Explained: Why BlackRock Stock Drops 7% After Avoiding Exits From Flagship Fund


Shares of BlackRock fell sharply on Friday, falling as much as 7.2%, after the world’s largest wealth manager halted an exit from its flagship private credit fund, highlighting growing investor concerns around the $2 trillion private credit industry.

The stock ended at $955 on the New York Stock Exchange, weighed down by a broad market sell-off on weak US jobs data and tensions over the ongoing US-Israel war with Iran.

At the center of the development is BlackRock’s $26 billion HPS Corporate Lending Fund (HLEND), which has seen a surge in redemption requests from investors. The fund received $1.2 billion worth of withdrawals in the first quarter, equivalent to about 9.3% of its net asset value. BlackRock said it would pay $620 million as part of a quarterly redemption, reaching the 5% limit that typically allows managers of such funds to limit further withdrawals.

HLEND, the business development company that BlackRock acquired with its manager HPS Investment Partners in an effort to add $12 billion to private credit by 2024, said redemption requests breached the 5% threshold for the first time since the fund’s inception.

Business development companies typically raise money, largely from retail investors, and use those funds to make loans to mid-sized companies. These loans are often difficult to sell quickly. If a large number of investors withdraw money at the same time, it can create liquidity challenges for the fund.

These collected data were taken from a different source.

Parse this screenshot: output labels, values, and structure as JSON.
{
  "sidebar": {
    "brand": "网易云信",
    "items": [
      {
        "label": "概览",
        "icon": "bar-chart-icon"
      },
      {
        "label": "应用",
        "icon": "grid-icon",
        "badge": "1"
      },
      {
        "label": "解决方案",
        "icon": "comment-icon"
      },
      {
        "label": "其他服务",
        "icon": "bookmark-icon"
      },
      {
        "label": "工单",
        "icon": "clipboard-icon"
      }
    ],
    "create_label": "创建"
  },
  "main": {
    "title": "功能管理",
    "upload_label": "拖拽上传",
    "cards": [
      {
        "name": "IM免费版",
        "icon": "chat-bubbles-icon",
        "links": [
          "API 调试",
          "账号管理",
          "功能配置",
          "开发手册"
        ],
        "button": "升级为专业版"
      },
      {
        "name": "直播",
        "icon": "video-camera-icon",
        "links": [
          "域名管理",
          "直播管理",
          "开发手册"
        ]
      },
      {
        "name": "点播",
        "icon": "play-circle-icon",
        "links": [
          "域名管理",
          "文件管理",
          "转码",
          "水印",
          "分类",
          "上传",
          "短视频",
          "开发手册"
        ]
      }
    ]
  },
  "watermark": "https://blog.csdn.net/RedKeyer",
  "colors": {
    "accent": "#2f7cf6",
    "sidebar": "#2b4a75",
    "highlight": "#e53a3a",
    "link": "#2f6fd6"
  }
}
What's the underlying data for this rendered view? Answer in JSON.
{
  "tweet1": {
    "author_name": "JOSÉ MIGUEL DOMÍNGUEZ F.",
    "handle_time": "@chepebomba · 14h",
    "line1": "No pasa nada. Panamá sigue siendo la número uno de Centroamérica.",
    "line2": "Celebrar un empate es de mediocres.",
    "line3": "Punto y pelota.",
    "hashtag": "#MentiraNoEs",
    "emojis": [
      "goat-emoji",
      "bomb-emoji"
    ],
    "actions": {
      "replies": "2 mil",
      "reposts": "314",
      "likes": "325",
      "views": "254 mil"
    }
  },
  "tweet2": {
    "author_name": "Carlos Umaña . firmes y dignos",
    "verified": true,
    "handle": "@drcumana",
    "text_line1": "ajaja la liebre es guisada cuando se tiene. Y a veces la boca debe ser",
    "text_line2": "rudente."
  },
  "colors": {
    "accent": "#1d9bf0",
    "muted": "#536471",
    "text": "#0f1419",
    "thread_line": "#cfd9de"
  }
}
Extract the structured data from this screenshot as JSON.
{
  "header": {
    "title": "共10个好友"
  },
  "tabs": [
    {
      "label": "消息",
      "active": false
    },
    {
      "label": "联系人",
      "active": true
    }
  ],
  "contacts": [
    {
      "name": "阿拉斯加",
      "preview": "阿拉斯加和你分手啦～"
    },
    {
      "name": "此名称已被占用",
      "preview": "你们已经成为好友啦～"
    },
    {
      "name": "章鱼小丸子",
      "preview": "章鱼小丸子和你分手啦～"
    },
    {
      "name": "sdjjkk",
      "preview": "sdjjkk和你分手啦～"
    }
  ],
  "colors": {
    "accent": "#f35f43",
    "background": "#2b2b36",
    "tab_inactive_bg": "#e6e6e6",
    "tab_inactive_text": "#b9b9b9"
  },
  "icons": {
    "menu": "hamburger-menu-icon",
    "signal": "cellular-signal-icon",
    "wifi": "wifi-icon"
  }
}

BlackRock said the redemption cap helps avoid a structural mismatch between the investor’s capital and the duration of the private credit loans in which the fund invests. By limiting withdrawals, fund managers can avoid selling assets at unfavorable prices, which could result in returns for remaining investors.
Recent credit events have also increased uncertainty. Last year saw bankruptcies involving a US auto parts supplier and a subprime auto lender. Most recently, a UK mortgage lender collapsed last week, raising fresh questions about lending standards in the sector. The pressure is not limited to BlackRock. Earlier this week, rival Blackstone raised the usual 5% redemption cap on the $82 billion fund to 7%. The company and its employees have also invested $400 million to ensure that all exit requests can be met. Blue Oval, another player in the sector, bought back 15.4% of its funds in January and replaced customer redemptions with promised payments.

Despite the increase in exits, HLEND continued to attract some new capital. Subscriptions totaled $840 million in the first quarter, though that was lower than the $1.2 billion investors had originally sought to unlock.

According to reports, about 19% of HLEND’s portfolio is invested in software companies. The sector has recently been hit by heavy selling as investors worry about disruption from AI-first start-ups. The fund says its loans are extended primarily to mature private companies that have stable cash flow and are structured to be repaid first if the borrower goes bankrupt. HLEND distributes dividends to investors on a monthly basis.

The developments come at a time when investors are increasingly moving money into safer assets amid concerns about market volatility, a potential economic slowdown and uncertainty linked to the ongoing conflict in the Middle East.